Robert Stephens, CFA, discusses FTSE 100 income opportunities while savings rates are at rock bottom.
This year has been yet another tough 12 months for savers. The dour performance of the economy means that the Bank of England has dropped interest rates to their lowest ever levels. The bad news is that this means opportunities to earn a decent income on your capital from savings have all but dried up.
The good news is that some FTSE 100 shares are forecast to deliver 5%+ dividend yields in 2021. Among them are Aviva (LON:AV.), Vodafone (LON:VOD) and SSE (LON:SSE). Here’s why I think they offer sound income prospects as part of a diverse portfolio of shares.
Vodafone’s resilient dividend prospects
Vodafone is forecast to yield just over 6% next year.

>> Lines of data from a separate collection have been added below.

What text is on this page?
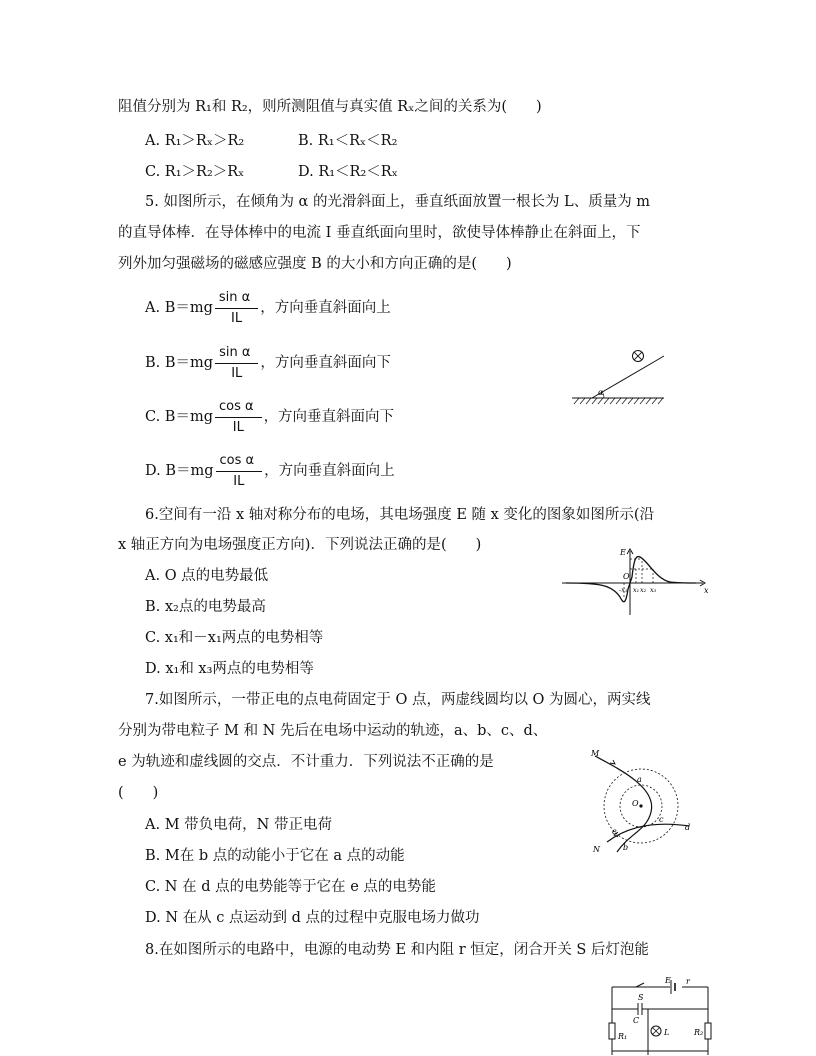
阻值分别为 R₁和 R₂，则所测阻值与真实值 Rₓ之间的关系为(　　)
A. R₁＞Rₓ＞R₂	B. R₁＜Rₓ＜R₂
C. R₁＞R₂＞Rₓ	D. R₁＜R₂＜Rₓ
5. 如图所示，在倾角为 α 的光滑斜面上，垂直纸面放置一根长为 L、质量为 m
的直导体棒．在导体棒中的电流 I 垂直纸面向里时，欲使导体棒静止在斜面上，下
列外加匀强磁场的磁感应强度 B 的大小和方向正确的是(　　)
A. $B=mg \frac{\text{sin α}}{IL}$ ，方向垂直斜面向上
B. $B=mg \frac{\text{sin α}}{IL}$ ，方向垂直斜面向下
C. $B=mg \frac{\text{cos α}}{IL}$ ，方向垂直斜面向下
D. $B=mg \frac{\text{cos α}}{IL}$ ，方向垂直斜面向上
α
6.空间有一沿 x 轴对称分布的电场，其电场强度 E 随 x 变化的图象如图所示(沿
x 轴正方向为电场强度正方向)．下列说法正确的是(　　)
A. O 点的电势最低
B. x₂点的电势最高
C. x₁和－x₁两点的电势相等
D. x₁和 x₃两点的电势相等
E
O
x
-x₁ x₁ x₂ x₃
7.如图所示，一带正电的点电荷固定于 O 点，两虚线圆均以 O 为圆心，两实线
分别为带电粒子 M 和 N 先后在电场中运动的轨迹，a、b、c、d、
e 为轨迹和虚线圆的交点．不计重力．下列说法不正确的是
(　　)
A. M 带负电荷，N 带正电荷
B. M在 b 点的动能小于它在 a 点的动能
C. N 在 d 点的电势能等于它在 e 点的电势能
D. N 在从 c 点运动到 d 点的过程中克服电场力做功
M
N
O
a
b
c
d
e
8.在如图所示的电路中，电源的电动势 E 和内阻 r 恒定，闭合开关 S 后灯泡能
E r
S
C
R₁	L	R₂
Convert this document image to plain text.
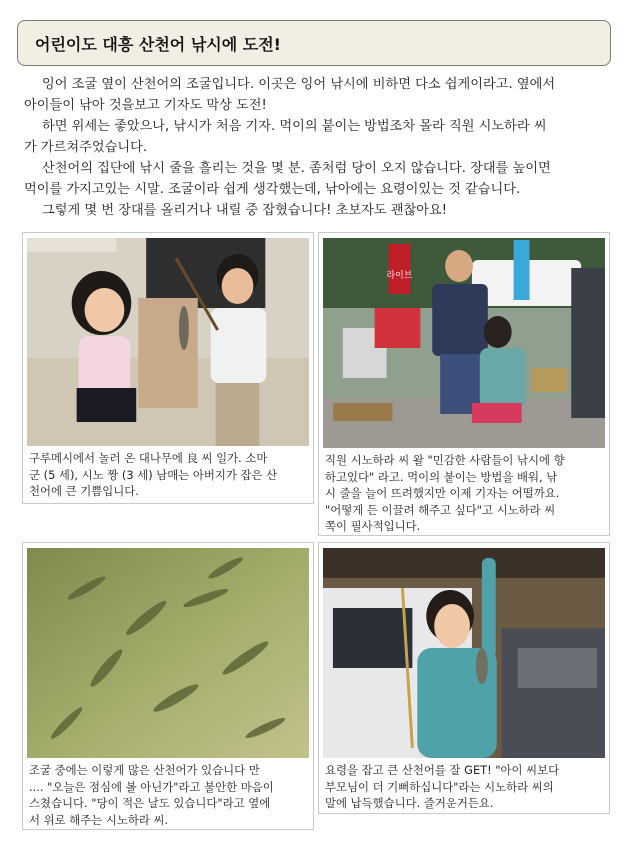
어린이도 대흥 산천어 낚시에 도전!

잉어 조굴 옆이 산천어의 조굴입니다. 이곳은 잉어 낚시에 비하면 다소 쉽게이라고. 옆에서

아이들이 낚아 것을보고 기자도 막상 도전!

하면 위세는 좋았으나, 낚시가 처음 기자. 먹이의 붙이는 방법조차 몰라 직원 시노하라 씨

가 가르쳐주었습니다.

산천어의 집단에 낚시 줄을 흘리는 것을 몇 분. 좀처럼 당이 오지 않습니다. 장대를 높이면

먹이를 가지고있는 시말. 조굴이라 쉽게 생각했는데, 낚아에는 요령이있는 것 같습니다.

그렇게 몇 번 장대를 올리거나 내릴 중 잡혔습니다! 초보자도 괜찮아요!

구루메시에서 놀러 온 대나무에 良 씨 일가. 소마
군 (5 세), 시노 짱 (3 세) 남매는 아버지가 잡은 산
천어에 큰 기쁨입니다.
라이브
직원 시노하라 씨 왈 "민감한 사람들이 낚시에 향
하고있다" 라고. 먹이의 붙이는 방법을 배워, 낚
시 줄을 늘어 뜨려했지만 이제 기자는 어떨까요.
"어떻게 든 이끌려 해주고 싶다"고 시노하라 씨
쪽이 필사적입니다.
조굴 중에는 이렇게 많은 산천어가 있습니다 만
.... "오늘은 점심에 볼 아닌가"라고 불안한 마음이
스쳤습니다. "당이 적은 날도 있습니다"라고 옆에
서 위로 해주는 시노하라 씨.
요령을 잡고 큰 산천어를 잘 GET! "아이 씨보다
부모님이 더 기뻐하십니다"라는 시노하라 씨의
말에 납득했습니다. 즐거운거든요.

Its recent performance has been fairly robust. A 2.3% revenue decline in the first half of the year was within its expectations, while it reaffirmed cash flow guidance for 2021. This indicates that it is on track to make dividend payments as expected over the medium term.
Longer term, the company is focusing in areas such as rolling out 5G in an efficient manner through utilising network sharing partnerships. It is also investing in digitisation to simplify its operations, while seeking to capture a growing share of the fixed broadband market. This latter opportunity may be eased by its mobile presence, with cross-selling opportunities on offer.
SSE’s dividend growth plans
SSE is forecast to yield just under 6% next year. I like the stock from an income perspective for two main reasons.
First, its shift towards renewable assets and away from domestic energy supply could help it to become more relevant in the green recovery from Covid-19. Second, it plans to raise dividends at the same pace as inflation over the next few years. This may not seem appealing at the moment while inflation is just 0.7%. However, the UK’s forecast economic growth rate of 6% in 2021 and the Bank of England’s monetary policy stance may force inflation higher.
SSE’s quarterly performance continues to be weather-dependent. It may provide less resilience than other utility stocks. However, its ambitious capex plans could add value for shareholders over the long run.
Aviva’s new era
In my view, Aviva is at the start of a new era. Under new management, it is making asset disposals as it refocuses on key markets where it has an obvious competitive advantage. This will inevitably mean some disjointed performance in the short run, but may produce a more streamlined business in the long term.
The insurance specialist is expected to yield 7.5% next year. Under a revised dividend policy, its shareholder payments could increase at a slower pace over the next few years as Aviva replenishes capital and strengthens its finances. Over the long term, I think its new strategy will aid financial performance and may have a positive effect on dividends.